The Marriage Equality End Game

I confess once again to being a little sideswiped by the sudden uptick of momentum in national support for marriage equality. I shouldn’t be. It was perfectly clear three decades ago that the arguments for equality were much stronger than the arguments against. And key debating points have been seriously and consecutively won, culminating in the logical devastation of the case against marriage equality in the Prop 8 trial.

But what I under-estimated, I think, was Pew Marriagethe personal dynamic. Simply put: it’s extremely hard to oppose marriage equality when you know someone who is gay. It requires you to hold a position that clearly treats the human being in front of you as inferior – or at least it sure can feel that way. This doesn’t mean there isn’t a reasoned, theological argument that gays should be denied equal treatment under the law. It simply means that even if you hold that principled position, you will increasingly feel like an isolated asshole with gay friends, family members and colleagues. And few actively want to be an asshole. I think that’s in part what fuels Rod Dreher’s passion. He’s a decent guy, and it anguishes him to think others will think he isn’t. He’s a humane person who nonetheless has to come off as inhumane to almost any gay person and many straight ones.

But when people resolve the struggle between theory and the human person – and it’s only resolved by embracing the whole person, including her sexual orientation – the denial of equality can seem increasingly outrageous. No straight person would ever acquiesce to the idea that he or she does not have a right to marry. Such a denial seems redolent only of slavery’s evil treatment of African-Americans. And who can really demand that another human being never experience love, commitment and intimacy? And so, over time, the country is sorting itself into two camps: most everyone in one camp, and older, white evangelicals – who have often never met a gay person – in the other. Which means a huge headache for the GOP.

Nora Caplan-Bricker summarizes the latest from Pew:

The study found 69 percent of 18- to 29-year-olds support same-sex marriage, versus 54 percent of people overall. Unsurprisingly, young people who lean Democrat favor gay marriage the most heavily; 77 percent are pro. But the most interesting data is on the other side of the aisle, where 61 percent of 18- to 29-year-old Republicans say they support legal marriage for same-sex couples—a 39-point gap over Republicans 65-and-over.

So we’re wrong to focus on seniors as such. In fact, senior support for marriage equality has recently seen some of the sharpest increases of any age cohort. It’s the old and Republican who increasingly seem isolated. Allahpundit notices the Democratic generational convergence:

The most striking numbers there, actually, are how small the differences are between various Democratic age groups. It’s an astounding consensus to have 18-year-old and 65-year-old Dems both above 60 percent support and within 15 points of each other on a practice that was barely on the cultural radar 20 years ago. Makes me wonder how many senior-citizen votes the GOP picked up over the last decade as the 65+ demographic sorted itself out. And how many younger votes it lost.

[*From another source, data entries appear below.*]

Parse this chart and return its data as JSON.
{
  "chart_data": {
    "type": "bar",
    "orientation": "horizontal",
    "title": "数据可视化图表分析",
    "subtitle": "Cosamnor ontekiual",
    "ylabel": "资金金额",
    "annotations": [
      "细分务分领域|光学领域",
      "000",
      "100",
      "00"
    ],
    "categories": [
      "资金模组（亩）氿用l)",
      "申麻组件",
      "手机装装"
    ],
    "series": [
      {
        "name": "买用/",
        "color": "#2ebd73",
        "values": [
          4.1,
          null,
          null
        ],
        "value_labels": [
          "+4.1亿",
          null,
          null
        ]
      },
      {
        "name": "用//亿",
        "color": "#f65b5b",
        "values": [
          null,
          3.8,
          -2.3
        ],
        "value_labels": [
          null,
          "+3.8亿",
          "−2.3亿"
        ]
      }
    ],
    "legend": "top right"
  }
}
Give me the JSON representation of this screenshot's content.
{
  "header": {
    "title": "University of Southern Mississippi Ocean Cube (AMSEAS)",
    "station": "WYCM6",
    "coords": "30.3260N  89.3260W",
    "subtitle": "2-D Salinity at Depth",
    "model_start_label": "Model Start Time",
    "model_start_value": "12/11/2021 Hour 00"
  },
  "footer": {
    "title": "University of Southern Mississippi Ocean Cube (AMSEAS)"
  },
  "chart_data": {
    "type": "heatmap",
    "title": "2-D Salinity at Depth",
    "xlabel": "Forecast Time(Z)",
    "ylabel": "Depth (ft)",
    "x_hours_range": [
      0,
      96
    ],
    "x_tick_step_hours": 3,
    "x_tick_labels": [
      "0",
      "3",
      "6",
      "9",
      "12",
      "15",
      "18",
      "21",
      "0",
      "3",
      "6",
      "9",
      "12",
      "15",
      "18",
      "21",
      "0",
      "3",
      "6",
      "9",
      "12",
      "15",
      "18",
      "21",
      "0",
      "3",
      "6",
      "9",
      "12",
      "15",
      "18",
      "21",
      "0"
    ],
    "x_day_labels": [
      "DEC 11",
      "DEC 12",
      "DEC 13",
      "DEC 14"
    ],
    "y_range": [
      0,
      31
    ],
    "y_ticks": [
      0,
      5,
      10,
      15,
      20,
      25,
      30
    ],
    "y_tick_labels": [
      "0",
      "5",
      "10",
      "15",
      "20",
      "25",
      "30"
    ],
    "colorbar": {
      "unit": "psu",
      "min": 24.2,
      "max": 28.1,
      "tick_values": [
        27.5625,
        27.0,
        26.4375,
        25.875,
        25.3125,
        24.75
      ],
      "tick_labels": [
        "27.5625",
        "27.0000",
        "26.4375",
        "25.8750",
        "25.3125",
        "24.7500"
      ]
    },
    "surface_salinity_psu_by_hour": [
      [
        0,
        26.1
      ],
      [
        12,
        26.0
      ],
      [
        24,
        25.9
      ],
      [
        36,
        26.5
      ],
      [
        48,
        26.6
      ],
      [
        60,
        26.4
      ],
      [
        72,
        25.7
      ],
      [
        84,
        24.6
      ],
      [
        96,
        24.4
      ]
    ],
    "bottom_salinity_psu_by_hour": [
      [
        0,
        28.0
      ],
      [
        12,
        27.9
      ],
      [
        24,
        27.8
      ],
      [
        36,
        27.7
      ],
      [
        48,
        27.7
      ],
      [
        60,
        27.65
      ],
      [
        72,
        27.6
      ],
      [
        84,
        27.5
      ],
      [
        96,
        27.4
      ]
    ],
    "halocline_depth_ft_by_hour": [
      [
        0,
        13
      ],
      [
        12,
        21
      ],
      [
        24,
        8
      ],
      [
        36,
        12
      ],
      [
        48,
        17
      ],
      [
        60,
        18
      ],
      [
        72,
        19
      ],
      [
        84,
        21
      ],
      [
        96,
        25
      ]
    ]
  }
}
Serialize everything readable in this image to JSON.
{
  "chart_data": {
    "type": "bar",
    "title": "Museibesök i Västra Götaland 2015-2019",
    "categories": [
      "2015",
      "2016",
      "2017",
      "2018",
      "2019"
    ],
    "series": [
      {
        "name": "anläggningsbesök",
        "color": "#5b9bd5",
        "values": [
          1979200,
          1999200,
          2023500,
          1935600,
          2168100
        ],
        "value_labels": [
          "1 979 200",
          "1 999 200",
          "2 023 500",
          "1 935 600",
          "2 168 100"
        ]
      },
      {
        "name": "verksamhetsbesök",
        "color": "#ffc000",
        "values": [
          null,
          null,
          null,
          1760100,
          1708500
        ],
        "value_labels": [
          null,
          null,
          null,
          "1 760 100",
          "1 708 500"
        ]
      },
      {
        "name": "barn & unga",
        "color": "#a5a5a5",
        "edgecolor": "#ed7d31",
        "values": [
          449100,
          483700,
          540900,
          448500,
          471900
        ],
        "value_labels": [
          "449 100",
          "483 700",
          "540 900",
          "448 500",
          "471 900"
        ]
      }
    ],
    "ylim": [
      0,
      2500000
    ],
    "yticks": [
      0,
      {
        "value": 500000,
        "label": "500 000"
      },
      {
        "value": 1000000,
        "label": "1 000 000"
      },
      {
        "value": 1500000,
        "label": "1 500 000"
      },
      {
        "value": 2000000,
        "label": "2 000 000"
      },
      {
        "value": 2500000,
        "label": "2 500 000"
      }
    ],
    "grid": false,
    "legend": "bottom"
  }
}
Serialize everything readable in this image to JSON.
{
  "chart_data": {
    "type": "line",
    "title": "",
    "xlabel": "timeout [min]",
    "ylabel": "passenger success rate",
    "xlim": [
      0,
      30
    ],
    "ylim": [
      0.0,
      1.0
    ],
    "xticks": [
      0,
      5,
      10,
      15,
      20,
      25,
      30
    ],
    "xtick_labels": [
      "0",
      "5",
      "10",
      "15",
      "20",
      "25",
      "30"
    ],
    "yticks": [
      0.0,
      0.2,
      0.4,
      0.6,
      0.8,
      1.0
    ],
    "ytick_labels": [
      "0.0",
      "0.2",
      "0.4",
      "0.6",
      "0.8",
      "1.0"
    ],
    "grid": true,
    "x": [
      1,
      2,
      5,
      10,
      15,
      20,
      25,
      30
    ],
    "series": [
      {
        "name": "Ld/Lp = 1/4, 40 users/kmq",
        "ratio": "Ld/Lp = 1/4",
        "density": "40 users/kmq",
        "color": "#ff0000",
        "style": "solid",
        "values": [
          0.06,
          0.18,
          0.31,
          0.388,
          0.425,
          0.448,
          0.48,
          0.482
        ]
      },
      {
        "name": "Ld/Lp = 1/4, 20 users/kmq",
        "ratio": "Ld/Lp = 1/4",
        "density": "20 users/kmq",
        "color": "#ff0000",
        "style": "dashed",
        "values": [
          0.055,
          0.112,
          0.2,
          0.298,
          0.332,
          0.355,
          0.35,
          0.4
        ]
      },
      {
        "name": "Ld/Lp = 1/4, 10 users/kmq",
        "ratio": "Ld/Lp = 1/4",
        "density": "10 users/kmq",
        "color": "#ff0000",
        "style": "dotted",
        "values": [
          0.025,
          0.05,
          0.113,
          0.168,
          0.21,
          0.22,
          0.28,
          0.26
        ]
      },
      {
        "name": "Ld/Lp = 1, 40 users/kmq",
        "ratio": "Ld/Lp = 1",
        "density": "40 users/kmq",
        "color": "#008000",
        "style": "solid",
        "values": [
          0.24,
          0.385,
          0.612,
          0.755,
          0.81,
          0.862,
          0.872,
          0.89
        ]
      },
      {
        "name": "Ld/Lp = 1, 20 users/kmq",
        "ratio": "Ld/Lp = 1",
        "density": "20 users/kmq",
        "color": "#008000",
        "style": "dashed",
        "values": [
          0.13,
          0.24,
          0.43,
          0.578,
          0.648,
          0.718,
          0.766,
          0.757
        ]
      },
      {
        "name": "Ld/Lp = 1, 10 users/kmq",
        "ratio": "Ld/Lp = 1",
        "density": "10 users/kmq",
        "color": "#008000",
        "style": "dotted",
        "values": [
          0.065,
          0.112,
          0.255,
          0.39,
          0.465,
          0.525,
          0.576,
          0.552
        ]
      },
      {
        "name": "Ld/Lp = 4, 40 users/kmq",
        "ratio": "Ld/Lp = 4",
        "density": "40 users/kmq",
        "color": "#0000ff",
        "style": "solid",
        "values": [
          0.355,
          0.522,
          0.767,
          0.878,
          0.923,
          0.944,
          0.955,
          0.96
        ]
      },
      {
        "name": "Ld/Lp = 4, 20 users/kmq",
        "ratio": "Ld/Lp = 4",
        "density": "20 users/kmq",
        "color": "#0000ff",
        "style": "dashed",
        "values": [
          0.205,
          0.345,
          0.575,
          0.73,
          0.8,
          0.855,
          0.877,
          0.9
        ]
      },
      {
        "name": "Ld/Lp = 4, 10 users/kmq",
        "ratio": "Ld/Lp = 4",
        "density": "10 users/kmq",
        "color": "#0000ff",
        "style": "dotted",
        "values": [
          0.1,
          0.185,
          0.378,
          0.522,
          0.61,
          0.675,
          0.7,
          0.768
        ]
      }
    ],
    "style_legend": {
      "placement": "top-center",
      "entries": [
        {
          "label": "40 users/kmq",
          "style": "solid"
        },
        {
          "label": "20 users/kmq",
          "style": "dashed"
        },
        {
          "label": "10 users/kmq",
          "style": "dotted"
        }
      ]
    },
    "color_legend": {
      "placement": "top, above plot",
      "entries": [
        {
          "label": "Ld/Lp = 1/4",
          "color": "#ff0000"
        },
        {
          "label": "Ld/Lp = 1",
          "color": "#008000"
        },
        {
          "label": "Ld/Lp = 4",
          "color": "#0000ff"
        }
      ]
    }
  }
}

Elizabeth Nolan Brown wonders why young, gay-friendly Republicans stay with the party:

People say that young adults outgrow liberalism, which may be frequently true on economic issues. But it seems less likely that this generation will eventually “grow into” social intolerance. Certain liberal cultural ideas—like tolerance toward homosexuality and marijuana use—aren’t going anywhere. As the Times puts it: “This youthful libertarianism is not fading when the Republicans of tomorrow graduate from college.”

Right now, the Republican party is losing young independents because of its insistence on making culture war issues preeminent. But they could soon start losing more young Republicans, too. The Times suggests that GOP politicians embrace more libertarian attitudes or pay the price in upcoming elections. But as someone with no vested interest in whether Republicans win elections, I think the more interesting question is why all these socially-liberal young folks still self-identify as Republicans?

Jonathan Martin’s NYT piece suggests we may be hitting a tipping point within the GOP. Leah Libresco watched a panel on social issues at CPAC:

Throughout the panel, the social conservatives seemed to be soliciting the help of the libertarians, trying to speak their language, while the libertarians seemed indifferent to the idea of converting social conservatives. The libertarians answered the questions that were posed to them but made no parallel attempts to appeal to socially conservative tenets in order to attract their fellow panelists to libertarian positions.

Because they’re living in the 21st Century!